La Commission vérité, réconciliation et réparations de Gambie (TRRC), créée en janvier 2019, a notamment pour mandat de rechercher les personnes disparues. Concernant le dossier de Jobe et Ceesay, la Commission a mené une enquête approfondie. Et en juillet de l'année dernière, les États-Unis ont obtenu une première réponse, lorsqu'ils ont pu entendre les aveux d'un ancien Jungler impliqué dans leur exécution, qui a raconté comment ils ont été arrêtés ainsi que le lieu où ils ont été emmenés et comment ils ont été exécutés.

"Jammeh nous a ordonné de les découper en morceaux"

Omar Jallow alias "Oya" était un membre des commandos de Jammeh qui a participé à l'exécution illégale d'environ 48 personnes, a-t-il déclaré à la Commission vérité en juillet 2019. Selon Jallow, Jobe et Ceesay ont été arrêtés à Brusubi, à environ 40 minutes de route de Banjul. Une équipe de Junglers a mis en place un poste de contrôle, après avoir appris que la voiture des deux Américains était partie d'un hôtel de Kololi, à environ 10 minutes de route de Brusubi. Selon Jallow, Michael Correa aurait été l'un des Junglers qui a effectué une reconnaissance sur les deux véhicules.

"Ils étaient dans un hôtel et Michael Correa était là pour observer leurs mouvements. S'ils sortaient, nous devions les arrêter. C'est ce que nous avons fait", a déclaré Jallow. "Nous étions en communication constante avec Michael Correa qui était derrière eux, surveillant leurs mouvements. Quand leur véhicule est arrivé, nous l'avons arrêté. Nous leur avons demandé de sortir. Il y avait cinq personnes, dont deux filles et un chauffeur."

Selon Jallow, ils étaient soupçonnés de comploter pour renverser l'ancien président Jammeh. Jobe et Ceesay ont été interrogés, leur maison a été fouillée, puis ils ont été exécutés. "Jammeh nous a ordonné de les découper en morceaux", a déclaré Jallow.

Première poursuite d'un ‘Jungler’

"Les États-Unis se félicitent des informations supplémentaires qui ont été mises en lumière. Cela nous donne l'occasion de renouveler notre enquête sur les circonstances entourant leur mort", a déclaré l'ambassade américaine dans un communiqué publié en juillet 2019, après les révélations faites devant la TRRC. "Nous poursuivrons notre partenariat étroit avec les autorités gambiennes sur la base de ces nouvelles révélations afin de continuer à enquêter sur la disparition de ces citoyens américains", poursuivait le communiqué.

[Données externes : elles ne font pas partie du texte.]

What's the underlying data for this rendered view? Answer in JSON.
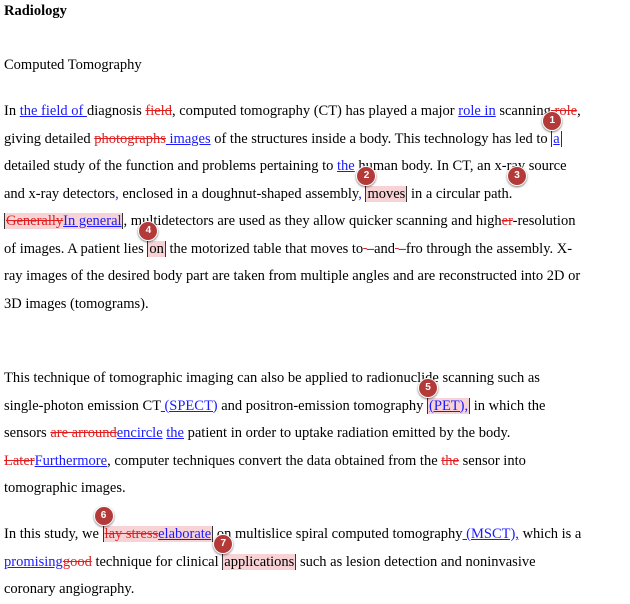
{
  "document": {
    "title": "Radiology",
    "subtitle": "Computed Tomography"
  },
  "para1": {
    "s1": "In ",
    "i1": "the field of ",
    "s2": "diagnosis ",
    "d1": "field",
    "s3": ", computed tomography (CT) has played a major ",
    "i2": "role in",
    "s4": " scanning",
    "d2": " role",
    "s5": ", giving detailed ",
    "d3": "photographs",
    "i3": " images",
    "s6": " of the structures inside a body. This technology has led to ",
    "i4": "a",
    "s7": " detailed study of the function and problems pertaining to ",
    "i5": "the",
    "s8": " human body. In CT, an x-ray source and x-ray detectors",
    "i6": ",",
    "s9": " enclosed in a doughnut-shaped assembly",
    "i7": ",",
    "s10": " ",
    "h1": "moves",
    "s11": " in a circular path. ",
    "d4": "Generally",
    "i8": "In general",
    "s12": ", multidetectors are used as they allow quicker scanning and high",
    "d5": "er",
    "s13": "-resolution of images. A patient lies ",
    "h2": "on",
    "s14": " the motorized table that moves to",
    "d6": " ",
    "s15": "–and",
    "d7": " ",
    "s16": "–fro through the assembly. X-ray images of the desired body part are taken from multiple angles and are reconstructed into 2D or 3D images (tomograms)."
  },
  "para2": {
    "s1": "This technique of tomographic imaging can also be applied to radionuclide scanning such as single-photon emission CT",
    "i1": " (SPECT)",
    "s2": " and positron-emission tomography ",
    "i2": "(PET),",
    "s3": " in which the sensors ",
    "d1": "are arround",
    "i3": "encircle",
    "s4": " ",
    "i4": "the",
    "s5": " patient in order to uptake radiation emitted by the body. ",
    "d2": "Later",
    "i5": "Furthermore",
    "s6": ", computer techniques convert the data obtained from the ",
    "d3": "the",
    "s7": " sensor into tomographic images."
  },
  "para3": {
    "s1": "In this study, we ",
    "d1": "lay stress",
    "i1": "elaborate",
    "s2": " on multislice spiral computed tomography",
    "i2": " (MSCT),",
    "s3": " which is a ",
    "i3": "promising",
    "d2": "good",
    "s4": " technique for clinical ",
    "h1": "applications",
    "s5": " such as lesion detection and noninvasive coronary angiography."
  },
  "comments": [
    "1",
    "2",
    "3",
    "4",
    "5",
    "6",
    "7"
  ],
  "colors": {
    "insertion": "#1a1aff",
    "deletion": "#e02020",
    "highlight": "#f7d3d6",
    "comment_badge": "#b43a3a"
  }
}
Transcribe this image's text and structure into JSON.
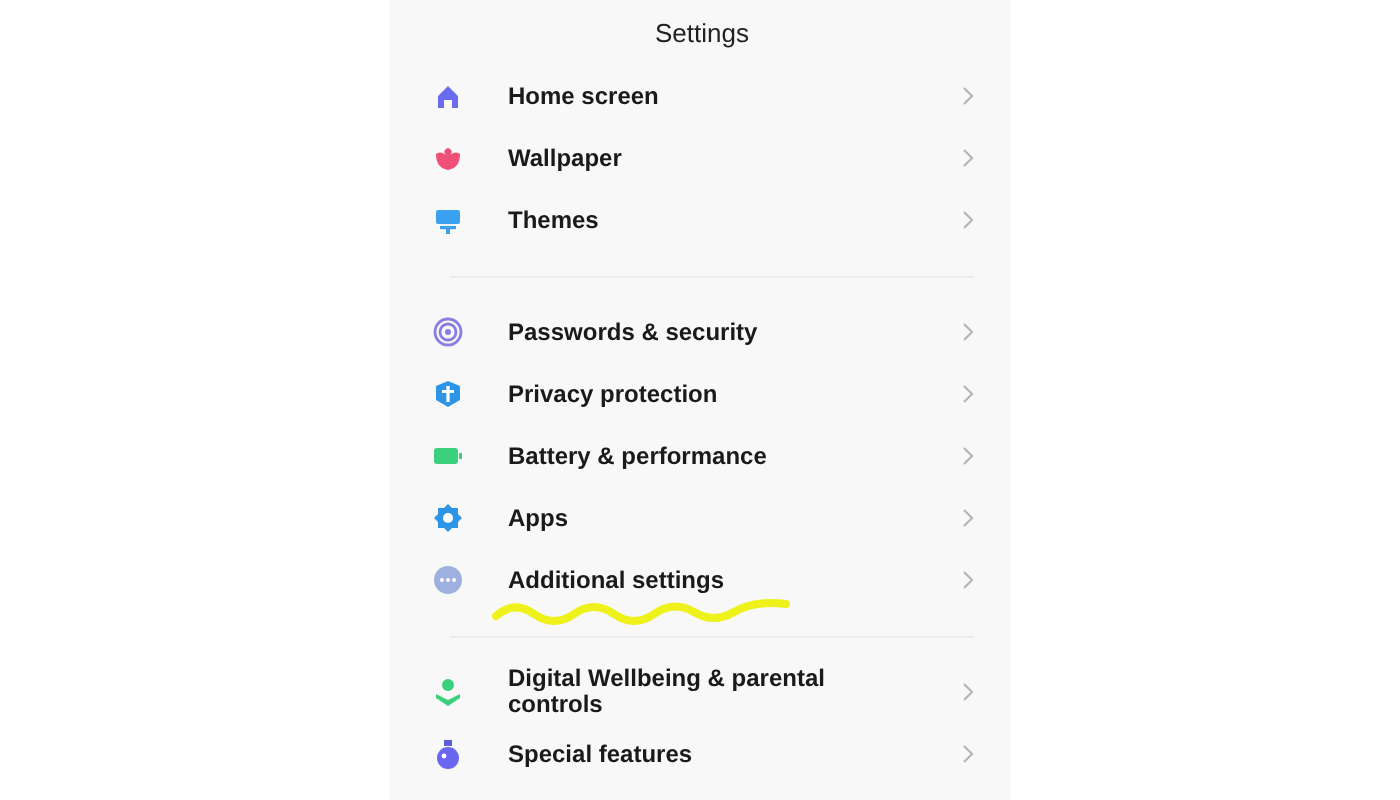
{
  "title": "Settings",
  "groups": [
    {
      "items": [
        {
          "label": "Home screen",
          "marked": false
        },
        {
          "label": "Wallpaper",
          "marked": false
        },
        {
          "label": "Themes",
          "marked": false
        }
      ]
    },
    {
      "items": [
        {
          "label": "Passwords & security",
          "marked": false
        },
        {
          "label": "Privacy protection",
          "marked": false
        },
        {
          "label": "Battery & performance",
          "marked": false
        },
        {
          "label": "Apps",
          "marked": false
        },
        {
          "label": "Additional settings",
          "marked": true
        }
      ]
    },
    {
      "items": [
        {
          "label": "Digital Wellbeing & parental controls",
          "marked": false
        },
        {
          "label": "Special features",
          "marked": false
        }
      ]
    }
  ]
}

En 2006, les autorités gambiennes ont déjoué un coup d'État mené par le colonel Ndure Cham, alors chef de l'armée. Cham a été exécuté par des Junglers après son arrestation. Des dizaines de personnes ont été arrêtées à la suite de ce coup d'État manqué, dont certaines ont été torturées au siège de l'Agence nationale de renseignement. Aux États-Unis, Correa fait face à un chef d'accusation de conspiration en vue de commettre des actes de torture et à six chefs d'accusation pour avoir infligé des tortures à des personnes spécifiques.

L'inculpation de Correa est la toute première poursuite d'un membre de l'escadron de la mort de Jammeh dans le monde. Parmi les six Junglers arrêtés en Gambie après la chute de Jammeh, quatre sont libres et deux sont maintenus en détention sans inculpation. Le procès de Correa aux États-Unis pourrait être, potentiellement, le deuxième plus important de l'ère Jammeh, après celui de l'ancien ministre de l'Intérieur gambien Ousman Sonko qui est en détention préventive en Suisse. Ousman Sonko est accusé de crimes contre l'humanité.

Impliqué dans le meurtre du journaliste Deyda Hydara ?

Mais devant la TRRC, il y a eu des allégations plus graves encore contre Correa.

En décembre 2004, Deyda Hydara, un journaliste gambien qui était président de l'Union de la presse du pays, a été abattu. Hydara a été tué dans une fusillade en voiture alors qu'il rentrait chez lui en voiture après son travail. Selon le Jungler Malick Jatta - qui a admis devant la TRRC, en juillet 2019, qu'il était impliqué dans le meurtre - trois taxis ont participé à cette opération baptisée "opération stylo magique". Correa se trouvait dans l'un d'entre eux.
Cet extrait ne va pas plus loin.